When a dog bites someone, we seem to want to vilify the dog that makes an “unprovoked” bite, and save the dog that we perceive as “good” if he bit when someone rolled over his toe with a bicycle.
Any dog that bites has a reason, whether humans can identify it or not, so in my opinion there are no unprovoked bites. As a professional trainer, however, the thing that most concerns me about any dog is not necessarily whether it actually snaps at something, but its level of acquired bite inhibition (ABI) if it does. Acquired bite inhibition is the ability of a dog to use his mouth effectively as a warning, without doing damage, much like brandishing a sword at someone without stabbing them.

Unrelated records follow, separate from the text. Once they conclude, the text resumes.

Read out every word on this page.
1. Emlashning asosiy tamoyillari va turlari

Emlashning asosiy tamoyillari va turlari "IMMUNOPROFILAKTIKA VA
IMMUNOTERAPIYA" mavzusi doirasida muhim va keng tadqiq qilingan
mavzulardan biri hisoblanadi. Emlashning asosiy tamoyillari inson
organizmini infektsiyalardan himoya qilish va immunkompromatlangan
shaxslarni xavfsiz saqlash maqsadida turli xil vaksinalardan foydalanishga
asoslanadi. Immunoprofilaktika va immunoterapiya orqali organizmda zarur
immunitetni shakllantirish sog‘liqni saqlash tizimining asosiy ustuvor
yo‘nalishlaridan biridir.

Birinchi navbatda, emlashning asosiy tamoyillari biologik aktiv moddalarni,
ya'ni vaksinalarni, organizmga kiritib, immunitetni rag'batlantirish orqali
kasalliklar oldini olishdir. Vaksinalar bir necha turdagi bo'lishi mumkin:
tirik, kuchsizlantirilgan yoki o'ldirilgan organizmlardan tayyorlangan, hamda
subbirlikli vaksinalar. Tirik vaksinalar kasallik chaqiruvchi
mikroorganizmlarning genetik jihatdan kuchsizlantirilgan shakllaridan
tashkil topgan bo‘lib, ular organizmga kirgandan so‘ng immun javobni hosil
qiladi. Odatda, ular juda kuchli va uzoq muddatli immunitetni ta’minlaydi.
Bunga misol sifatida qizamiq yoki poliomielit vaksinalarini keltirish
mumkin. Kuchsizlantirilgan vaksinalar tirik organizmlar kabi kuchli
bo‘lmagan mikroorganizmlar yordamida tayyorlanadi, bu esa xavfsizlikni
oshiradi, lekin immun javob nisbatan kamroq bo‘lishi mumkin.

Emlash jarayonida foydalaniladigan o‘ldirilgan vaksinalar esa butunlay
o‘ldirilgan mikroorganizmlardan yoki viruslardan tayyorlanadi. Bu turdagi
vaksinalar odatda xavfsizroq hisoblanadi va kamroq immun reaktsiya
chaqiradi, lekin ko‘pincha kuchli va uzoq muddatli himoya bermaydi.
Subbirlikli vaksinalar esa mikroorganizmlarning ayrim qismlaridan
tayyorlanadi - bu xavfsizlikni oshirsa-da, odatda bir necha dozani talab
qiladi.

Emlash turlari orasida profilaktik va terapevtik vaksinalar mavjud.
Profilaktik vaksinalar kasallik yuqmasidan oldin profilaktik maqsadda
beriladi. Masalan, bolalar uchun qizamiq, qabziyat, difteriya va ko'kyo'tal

In the wild, if members of canine species settled every argument they had with a serious bite, their hunting companions would soon be useless to them — it’s hard to help bring down a deer if your hunting partner wounds you and you can’t help in the chase. Thus, properly socialized canines learn to hold “ritualistic” fights, or use menacing body language, to tell other dogs (and us) to back off.

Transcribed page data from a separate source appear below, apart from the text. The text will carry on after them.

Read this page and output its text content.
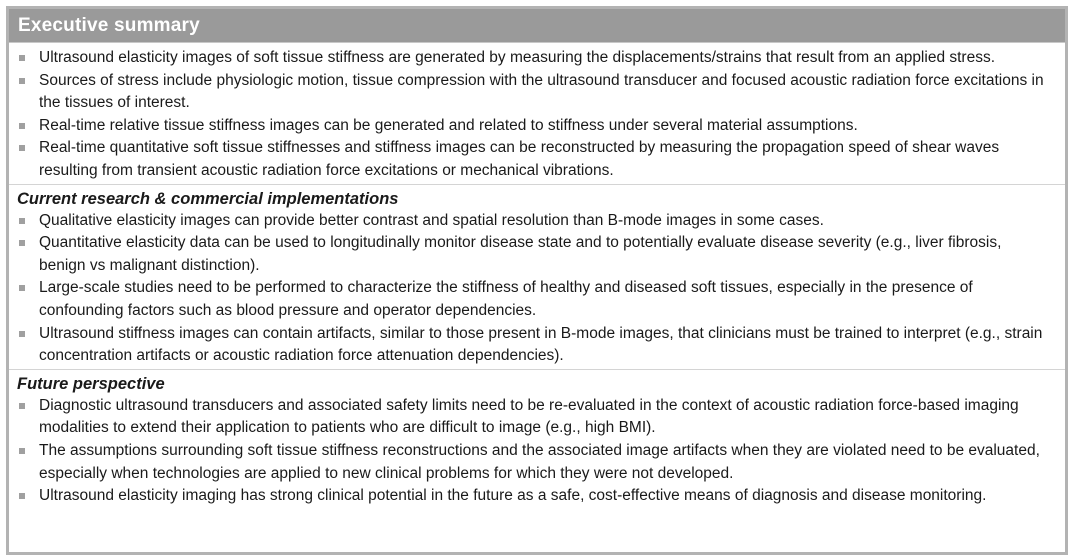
Executive summary
Ultrasound elasticity images of soft tissue stiffness are generated by measuring the displacements/strains that result from an applied stress.
Sources of stress include physiologic motion, tissue compression with the ultrasound transducer and focused acoustic radiation force excitations in the tissues of interest.
Real-time relative tissue stiffness images can be generated and related to stiffness under several material assumptions.
Real-time quantitative soft tissue stiffnesses and stiffness images can be reconstructed by measuring the propagation speed of shear waves resulting from transient acoustic radiation force excitations or mechanical vibrations.
Current research & commercial implementations
Qualitative elasticity images can provide better contrast and spatial resolution than B-mode images in some cases.
Quantitative elasticity data can be used to longitudinally monitor disease state and to potentially evaluate disease severity (e.g., liver fibrosis, benign vs malignant distinction).
Large-scale studies need to be performed to characterize the stiffness of healthy and diseased soft tissues, especially in the presence of confounding factors such as blood pressure and operator dependencies.
Ultrasound stiffness images can contain artifacts, similar to those present in B-mode images, that clinicians must be trained to interpret (e.g., strain concentration artifacts or acoustic radiation force attenuation dependencies).
Future perspective
Diagnostic ultrasound transducers and associated safety limits need to be re-evaluated in the context of acoustic radiation force-based imaging modalities to extend their application to patients who are difficult to image (e.g., high BMI).
The assumptions surrounding soft tissue stiffness reconstructions and the associated image artifacts when they are violated need to be evaluated, especially when technologies are applied to new clinical problems for which they were not developed.
Ultrasound elasticity imaging has strong clinical potential in the future as a safe, cost-effective means of diagnosis and disease monitoring.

Virtually all of the activity that helps dogs acquire bite inhibition happens before they are 5 months old, and most happens between ages 8 to 16 weeks. They learn by playing with many puppies of different breeds and sizes, with a few tolerant adult dogs mixed in, hopefully under the supervision of a competent trainer who can monitor the interactions so that no puppy is bullied or overwhelmed, or removed from normal play too soon. Current thinking, according to the American Veterinary Society of Animal Behavior, is that pups can join a group class in a facility that uses proper sanitation right after their first set of shots. A properly socialized dog is less fearful, and fear is responsible for 80 percent, or more, of all aggressive behavior by dogs, whether it’s directed at humans or other dogs (dogs that are aggressive toward other dogs are not necessarily aggressive toward humans, and vice versa).